Tout à coup il s’aperçut que la nuit était venue. Il se leva. Il reprit alors sa morne promenade, s’exerçant toujours à marcher d’un pas ferme. Il se dirigeait vers la Madeleine, le long des boulevards qui, maintenant, scintillaient, dans le tumulte des voitures, dans cet énorme bourdonnement qui semble être le murmure de la vie heureuse. Ayant gagné les Champs-Élysées, il se reposa longtemps sur un banc, allongé, invisible dans l’ombre opaque. Il pouvait être dix heures.
– Allons, fit-il, le temps d’arriver à la maison, il sera minuit… ce sera le bon moment pour passer et entrer…
Mais comme il allait se secouer, se lever, il demeura figé, étendu sur un banc: à vingt pas de là, deux ombres venaient d’apparaître. Pierre Gildas reconnut que c’était une femme accompagnée d’un gamin. Ils causaient entre eux, tranquillement, et Pierre Gildas les entendit:
– Alors, comme ça, disait le gamin, on va retrouver Biribi au rond-point?…
– Oui, au rond-point, répondait la femme. Et les autres, là-haut, à I’Étoile…
Pierre Gildas avait eu un profond et violent tressaut de tout son être:
– Zizi!…
Il eût voulu bondir, courir, saisir son enfant dans ses bras… il était, comme paralysé…
Et, comme enfin, dans un suprême effort, il allait parvenir à jeter un cri, il demeura foudroyé, les yeux exorbités, la pensée vacillante, l’âme emplie d’horreur…
Zizi… son fils… oui, son fils venait de parler encore… et, répondant à une question de la femme, voici ce que disait Zizi:
– Pas de danger, La Veuve! J’ai pas envie de rejoindre le dab! Je me ferai pas piéger comme lui, moi! Mais, vous savez, La Veuve, pas de blague: je veux ma part de fafiots!
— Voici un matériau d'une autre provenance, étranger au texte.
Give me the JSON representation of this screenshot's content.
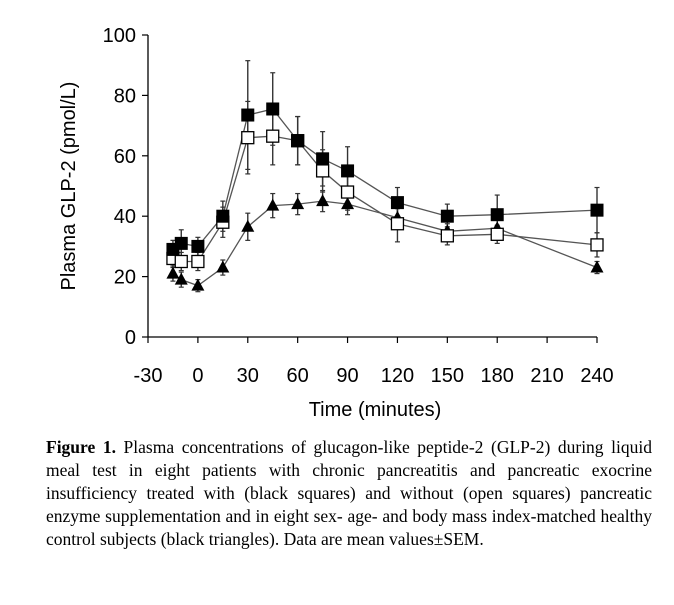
{
  "chart_data": {
    "type": "line",
    "title": "",
    "xlabel": "Time (minutes)",
    "ylabel": "Plasma GLP-2 (pmol/L)",
    "xlim": [
      -30,
      240
    ],
    "ylim": [
      0,
      100
    ],
    "xticks": [
      -30,
      0,
      30,
      60,
      90,
      120,
      150,
      180,
      210,
      240
    ],
    "yticks": [
      0,
      20,
      40,
      60,
      80,
      100
    ],
    "grid": false,
    "legend": "none",
    "x": [
      -15,
      -10,
      0,
      15,
      30,
      45,
      60,
      75,
      90,
      120,
      150,
      180,
      240
    ],
    "series": [
      {
        "name": "Chronic pancreatitis, with enzyme supplementation",
        "marker": "filled-square",
        "values": [
          29,
          31,
          30,
          40,
          73.5,
          75.5,
          65,
          59,
          55,
          44.5,
          40,
          40.5,
          42
        ],
        "sem": [
          3,
          4.5,
          3,
          5,
          18,
          12,
          8,
          9,
          8,
          5,
          4,
          6.5,
          7.5
        ]
      },
      {
        "name": "Chronic pancreatitis, without enzyme supplementation",
        "marker": "open-square",
        "values": [
          26,
          25,
          25,
          38,
          66,
          66.5,
          65,
          55,
          48,
          37.5,
          33.5,
          34,
          30.5
        ],
        "sem": [
          3,
          3,
          3,
          5,
          12,
          9.5,
          8,
          7,
          6,
          6,
          3,
          3,
          4
        ]
      },
      {
        "name": "Healthy control subjects",
        "marker": "filled-triangle",
        "values": [
          21,
          19,
          17,
          23,
          36.5,
          43.5,
          44,
          45,
          44,
          39.5,
          35,
          36,
          23
        ],
        "sem": [
          2.5,
          2.5,
          2,
          2.5,
          4.5,
          4,
          3.5,
          3.5,
          3.5,
          3,
          2.5,
          3,
          2
        ]
      }
    ]
  },
  "caption": {
    "label": "Figure 1.",
    "text": " Plasma concentrations of glucagon-like peptide-2 (GLP-2) during liquid meal test in eight patients with chronic pancreatitis and pancreatic exocrine insufficiency treated with (black squares) and without (open squares) pancreatic enzyme supplementation and in eight sex- age- and body mass index-matched healthy control subjects (black triangles). Data are mean values±SEM."
  }
}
– Je te dis qu’il y a plus de cinquante mille, puisque tu auras ta part… ta part d’homme.
Le murmure des voix s’éteignit; les deux ombres s’effacèrent dans la nuit… Pierre Gildas, sur son banc, frissonnait et râlait:
– Voleur!… Voleur comme moi!… Mon fils!
Il se remit en marche, murmurant des mots sans suite, avec, parfois, une plainte faible de pauvre être harassé qui ne comprend rien à sa destinée. Il n’avait plus de fils, mais il lui restait sa fille.
Et, de nouveau, les tortures de la faim s’acharnaient sur lui. L’idée de mendier ne lui venait pas; peut-être n’eût-il pas osé… Seulement, comme il passait devant un restaurant joyeusement illuminé, il eut un grondement de colère et un juron qui, sourdement, roula entre ses dents.